Input size 4K 1080p 720p 540p 480p
5120 x 2880 3840 x 2160 1920 x 1080 1280 x 720 960 x 540 640 x 480
1920 x 1080 3840 x 2160
Scaling up
1920 x 1080 1280 x 720 960 x 540 640 x 480
1080 x 1080 3840 x 2160
Scaling up
Letterboxing
1920 x 1080
Letterboxing
1280 x 720
Letterboxing
960 x 540
Letterboxing
640 x 480
Letterboxing
640 x 480 3840 x 2160
Scaling up
1920 x 1080
Scaling up
1280 x 720
Scaling up
960 x 540
Scaling up
640 x 480
400 x 400 3840 x 2160
Scaling up
Letterboxing

1920 x 1080
Scaling up
Letterboxing
1280 x 720
Scaling up
Letterboxing
960 x 540
Scaling up
Letterboxing
640 x 480
Scaling up
Letterboxing

What about retina?

Those of you with retina screens may have noticed the Use retina resolution checkbox underneath the Video Size dropdown menu.

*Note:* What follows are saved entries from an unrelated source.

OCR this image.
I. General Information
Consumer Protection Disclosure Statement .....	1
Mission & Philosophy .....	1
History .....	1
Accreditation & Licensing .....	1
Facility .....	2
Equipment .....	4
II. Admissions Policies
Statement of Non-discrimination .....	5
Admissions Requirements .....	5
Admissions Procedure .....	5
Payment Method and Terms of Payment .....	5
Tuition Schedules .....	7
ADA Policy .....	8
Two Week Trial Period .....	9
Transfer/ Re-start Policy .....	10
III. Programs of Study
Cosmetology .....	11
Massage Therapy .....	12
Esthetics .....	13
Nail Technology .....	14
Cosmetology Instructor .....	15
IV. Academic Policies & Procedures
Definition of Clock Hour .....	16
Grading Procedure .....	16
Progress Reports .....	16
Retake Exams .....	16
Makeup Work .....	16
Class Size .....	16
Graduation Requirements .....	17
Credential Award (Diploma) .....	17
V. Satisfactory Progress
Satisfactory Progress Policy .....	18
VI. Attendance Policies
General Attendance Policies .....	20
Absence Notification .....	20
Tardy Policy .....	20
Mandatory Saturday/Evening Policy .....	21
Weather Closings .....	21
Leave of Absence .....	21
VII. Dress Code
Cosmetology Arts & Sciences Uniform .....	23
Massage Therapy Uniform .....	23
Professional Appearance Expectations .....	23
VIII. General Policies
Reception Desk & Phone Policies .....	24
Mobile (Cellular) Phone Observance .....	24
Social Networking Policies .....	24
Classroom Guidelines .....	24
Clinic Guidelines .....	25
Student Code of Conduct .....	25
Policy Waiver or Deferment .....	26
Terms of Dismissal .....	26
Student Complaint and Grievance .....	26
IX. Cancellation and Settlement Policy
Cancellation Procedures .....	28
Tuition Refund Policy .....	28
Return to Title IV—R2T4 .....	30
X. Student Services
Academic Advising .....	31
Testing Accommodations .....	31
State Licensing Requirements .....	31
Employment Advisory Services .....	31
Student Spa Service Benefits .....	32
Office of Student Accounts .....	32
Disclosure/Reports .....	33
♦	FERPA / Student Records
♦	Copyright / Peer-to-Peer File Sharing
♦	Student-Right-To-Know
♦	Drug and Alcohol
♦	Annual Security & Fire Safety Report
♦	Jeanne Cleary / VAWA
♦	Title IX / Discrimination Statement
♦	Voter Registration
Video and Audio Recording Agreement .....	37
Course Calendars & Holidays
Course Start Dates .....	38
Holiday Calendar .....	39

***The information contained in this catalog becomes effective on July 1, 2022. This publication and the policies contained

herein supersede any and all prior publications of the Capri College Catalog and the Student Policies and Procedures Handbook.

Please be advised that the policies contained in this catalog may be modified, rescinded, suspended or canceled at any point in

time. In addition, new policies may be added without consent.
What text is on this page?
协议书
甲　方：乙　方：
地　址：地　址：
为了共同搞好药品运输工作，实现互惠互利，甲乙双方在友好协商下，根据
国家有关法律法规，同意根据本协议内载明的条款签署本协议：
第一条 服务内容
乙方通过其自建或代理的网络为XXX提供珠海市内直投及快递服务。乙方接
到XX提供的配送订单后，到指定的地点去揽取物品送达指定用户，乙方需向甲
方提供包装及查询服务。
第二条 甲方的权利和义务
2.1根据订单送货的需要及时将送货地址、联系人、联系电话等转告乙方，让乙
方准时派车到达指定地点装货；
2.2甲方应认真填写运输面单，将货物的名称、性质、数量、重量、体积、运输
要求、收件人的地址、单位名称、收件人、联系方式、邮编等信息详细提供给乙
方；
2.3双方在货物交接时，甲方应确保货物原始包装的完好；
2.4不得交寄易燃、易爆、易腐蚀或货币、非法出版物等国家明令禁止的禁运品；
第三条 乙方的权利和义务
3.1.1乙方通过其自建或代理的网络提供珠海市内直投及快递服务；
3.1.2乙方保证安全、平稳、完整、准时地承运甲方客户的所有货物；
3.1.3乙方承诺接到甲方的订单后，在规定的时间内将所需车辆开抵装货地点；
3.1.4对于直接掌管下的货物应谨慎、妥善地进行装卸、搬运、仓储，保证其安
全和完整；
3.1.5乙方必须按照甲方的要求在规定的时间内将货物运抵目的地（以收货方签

If you’re recording from a retina screen, you can tick this checkbox to record full retina resolution which will essentially double your input size, and therefore double your output size if you are using any of the relative output size options. This only affects the relative output size options; absolute output size options will still produce the same size videos. If you’re recording a high-resolution retina display such as a 5k display, check out this blog post.

Summary

  • By default, the output size will be the same as the input size. If in doubt, leave the settings like this.
  • If you want to scale down your recording and maintain the same aspect ratio, use one of the relative output sizes (¾, ⅔, ½, ⅓, ¼).
  • If you want to fit your recording to a fixed size, use one of the absolute output sizes (4K, 1080p, 720p, 540p, 480p) but be aware that scaling and/or letterboxing may occur.